Everyone he contacted said yes, except Phil Specter for “He’s Sure the Boy I Love.”

“I assume he has things that are more pressing in his life like a murder trial,” Waters says. “I think in a way he might have thought I wanted it because of that but it wasn’t at all”

He offers some quirky love advice, too.

“I used to give men I liked a little chicken heart in a little box. Didn’t the queen in ‘Snow White’ do that? Didn’t she give somebody a heart in a box? I thought it looked good. I got the idea from that Walt Disney movie. I would tell you, if you have a crush on somebody who has a sense of humor give them an animal heart. … I think it’s an innocent nice present.”

He’s doing a CD tour and says he just finished shooting for a Court TV series.

“I’m the star of a show called ‘Til Death Do Us Part.’ It comes out in March. It’s based on true crimes where the bride and groom murder one another, but it’s done with a script and actors. It opens every week with their wedding. I’m always at their wedding. I play the groom reaper.”

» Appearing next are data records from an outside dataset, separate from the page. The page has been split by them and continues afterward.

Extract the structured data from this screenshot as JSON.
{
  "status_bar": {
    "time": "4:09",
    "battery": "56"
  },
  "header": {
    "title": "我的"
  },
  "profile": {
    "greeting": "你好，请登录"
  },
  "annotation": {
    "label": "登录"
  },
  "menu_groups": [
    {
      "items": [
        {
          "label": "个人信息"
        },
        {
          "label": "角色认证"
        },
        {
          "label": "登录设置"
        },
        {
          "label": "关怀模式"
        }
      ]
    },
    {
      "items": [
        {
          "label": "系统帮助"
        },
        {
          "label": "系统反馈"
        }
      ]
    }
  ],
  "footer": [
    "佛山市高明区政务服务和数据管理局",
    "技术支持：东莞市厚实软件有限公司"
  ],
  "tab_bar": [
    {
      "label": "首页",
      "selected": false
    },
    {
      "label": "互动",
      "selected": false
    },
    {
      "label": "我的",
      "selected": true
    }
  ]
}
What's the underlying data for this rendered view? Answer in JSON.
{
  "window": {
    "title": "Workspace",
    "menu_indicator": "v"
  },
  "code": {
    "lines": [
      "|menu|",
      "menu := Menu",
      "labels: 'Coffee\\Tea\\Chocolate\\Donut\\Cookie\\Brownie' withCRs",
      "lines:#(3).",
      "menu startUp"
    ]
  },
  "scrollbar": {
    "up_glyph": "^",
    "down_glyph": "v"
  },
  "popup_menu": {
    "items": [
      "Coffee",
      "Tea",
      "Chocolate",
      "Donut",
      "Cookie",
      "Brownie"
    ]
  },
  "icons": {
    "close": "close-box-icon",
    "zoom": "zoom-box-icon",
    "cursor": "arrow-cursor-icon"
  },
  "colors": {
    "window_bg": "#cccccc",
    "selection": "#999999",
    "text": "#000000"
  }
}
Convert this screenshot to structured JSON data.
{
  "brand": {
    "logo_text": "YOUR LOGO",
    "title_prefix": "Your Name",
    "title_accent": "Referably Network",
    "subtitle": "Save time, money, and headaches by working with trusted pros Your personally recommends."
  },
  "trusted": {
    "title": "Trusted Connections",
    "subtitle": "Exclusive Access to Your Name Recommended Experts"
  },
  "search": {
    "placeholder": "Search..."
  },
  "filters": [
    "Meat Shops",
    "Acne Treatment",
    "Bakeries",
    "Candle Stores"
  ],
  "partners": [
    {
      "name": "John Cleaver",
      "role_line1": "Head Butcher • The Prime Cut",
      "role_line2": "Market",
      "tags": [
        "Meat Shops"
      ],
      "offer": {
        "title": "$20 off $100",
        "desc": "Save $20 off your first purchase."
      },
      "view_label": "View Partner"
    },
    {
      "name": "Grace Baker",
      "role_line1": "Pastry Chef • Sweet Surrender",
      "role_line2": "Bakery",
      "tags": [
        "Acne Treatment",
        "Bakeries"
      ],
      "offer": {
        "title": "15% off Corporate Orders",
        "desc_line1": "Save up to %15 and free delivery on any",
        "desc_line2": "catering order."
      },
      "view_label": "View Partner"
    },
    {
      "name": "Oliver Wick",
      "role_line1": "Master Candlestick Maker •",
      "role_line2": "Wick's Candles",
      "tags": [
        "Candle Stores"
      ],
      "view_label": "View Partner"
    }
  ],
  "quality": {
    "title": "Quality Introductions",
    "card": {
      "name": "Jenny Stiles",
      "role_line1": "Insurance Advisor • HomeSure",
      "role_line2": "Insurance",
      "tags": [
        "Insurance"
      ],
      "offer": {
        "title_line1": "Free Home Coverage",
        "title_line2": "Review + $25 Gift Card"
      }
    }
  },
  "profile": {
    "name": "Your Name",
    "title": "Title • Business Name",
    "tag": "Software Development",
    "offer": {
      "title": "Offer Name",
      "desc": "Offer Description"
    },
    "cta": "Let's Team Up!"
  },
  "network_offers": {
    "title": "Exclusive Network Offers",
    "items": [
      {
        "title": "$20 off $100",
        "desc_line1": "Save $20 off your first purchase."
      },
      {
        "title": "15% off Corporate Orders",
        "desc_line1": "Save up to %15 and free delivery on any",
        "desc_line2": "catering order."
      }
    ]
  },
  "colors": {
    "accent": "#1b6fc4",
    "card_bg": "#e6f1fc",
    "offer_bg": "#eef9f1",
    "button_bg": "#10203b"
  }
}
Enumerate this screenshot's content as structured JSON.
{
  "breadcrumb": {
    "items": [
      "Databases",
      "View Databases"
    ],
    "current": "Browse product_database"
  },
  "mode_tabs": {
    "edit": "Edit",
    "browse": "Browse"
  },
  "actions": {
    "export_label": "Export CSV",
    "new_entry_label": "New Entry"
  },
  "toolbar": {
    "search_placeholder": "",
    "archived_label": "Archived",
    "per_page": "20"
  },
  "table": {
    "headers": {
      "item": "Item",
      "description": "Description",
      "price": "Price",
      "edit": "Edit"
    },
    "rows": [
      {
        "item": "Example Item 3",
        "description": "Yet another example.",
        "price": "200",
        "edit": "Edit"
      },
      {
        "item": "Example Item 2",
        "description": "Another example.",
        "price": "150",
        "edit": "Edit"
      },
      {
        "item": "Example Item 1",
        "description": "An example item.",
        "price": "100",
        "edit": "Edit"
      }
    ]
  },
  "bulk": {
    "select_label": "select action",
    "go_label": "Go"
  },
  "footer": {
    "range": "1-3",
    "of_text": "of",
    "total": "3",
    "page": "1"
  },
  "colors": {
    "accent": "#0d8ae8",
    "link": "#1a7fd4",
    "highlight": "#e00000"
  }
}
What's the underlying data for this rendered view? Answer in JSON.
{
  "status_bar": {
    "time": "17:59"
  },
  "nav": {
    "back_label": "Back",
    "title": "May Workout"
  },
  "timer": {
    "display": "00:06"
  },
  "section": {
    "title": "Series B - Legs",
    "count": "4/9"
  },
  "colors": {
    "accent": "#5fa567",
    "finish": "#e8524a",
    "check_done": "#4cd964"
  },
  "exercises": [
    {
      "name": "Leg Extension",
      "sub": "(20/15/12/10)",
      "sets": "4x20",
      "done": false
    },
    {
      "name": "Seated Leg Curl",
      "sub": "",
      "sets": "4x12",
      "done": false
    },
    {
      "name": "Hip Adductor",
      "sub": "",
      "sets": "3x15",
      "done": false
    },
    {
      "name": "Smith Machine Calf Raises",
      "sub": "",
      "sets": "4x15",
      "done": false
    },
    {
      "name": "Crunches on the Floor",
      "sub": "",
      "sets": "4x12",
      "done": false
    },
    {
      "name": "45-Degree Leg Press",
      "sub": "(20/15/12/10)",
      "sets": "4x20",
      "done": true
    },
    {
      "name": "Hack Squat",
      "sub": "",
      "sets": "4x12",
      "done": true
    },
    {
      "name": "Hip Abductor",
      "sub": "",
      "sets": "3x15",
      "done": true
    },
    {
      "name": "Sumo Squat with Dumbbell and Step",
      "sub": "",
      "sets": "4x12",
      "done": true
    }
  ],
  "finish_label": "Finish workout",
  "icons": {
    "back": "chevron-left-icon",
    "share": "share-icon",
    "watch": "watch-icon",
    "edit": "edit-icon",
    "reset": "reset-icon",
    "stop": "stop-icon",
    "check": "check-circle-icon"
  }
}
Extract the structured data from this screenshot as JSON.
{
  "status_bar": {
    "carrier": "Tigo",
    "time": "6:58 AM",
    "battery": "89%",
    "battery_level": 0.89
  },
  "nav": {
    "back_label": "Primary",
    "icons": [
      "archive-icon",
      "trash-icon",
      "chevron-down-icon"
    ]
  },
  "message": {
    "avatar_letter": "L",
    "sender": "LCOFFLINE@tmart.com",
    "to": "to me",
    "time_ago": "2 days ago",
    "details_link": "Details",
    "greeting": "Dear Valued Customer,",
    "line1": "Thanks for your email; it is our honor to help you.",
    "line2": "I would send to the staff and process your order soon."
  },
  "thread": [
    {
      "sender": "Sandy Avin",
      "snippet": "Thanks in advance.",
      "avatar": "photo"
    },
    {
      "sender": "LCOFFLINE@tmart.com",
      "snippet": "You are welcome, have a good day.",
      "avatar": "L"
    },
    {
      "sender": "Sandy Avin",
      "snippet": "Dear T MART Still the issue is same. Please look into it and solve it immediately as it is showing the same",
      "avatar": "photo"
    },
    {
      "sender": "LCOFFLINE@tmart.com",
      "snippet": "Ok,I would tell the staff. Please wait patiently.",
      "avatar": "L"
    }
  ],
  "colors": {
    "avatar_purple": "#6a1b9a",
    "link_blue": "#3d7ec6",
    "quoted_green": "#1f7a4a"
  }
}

Sure, being a big time filmmaker and personality extraordinaire is difficult at times, but mostly it’s all been good for Waters.

“I do have a fun life,” he says. “I have stress but I’ve had a good life. Certainly in Provincetown I’m always in a good mood. I wrote my whole new movie there this summer. It’s a great place to write.”

And when summer rolls around, he’ll be back.

“I’m the ultimate summer person. I arrive Memorial Day and leave Labor Day.”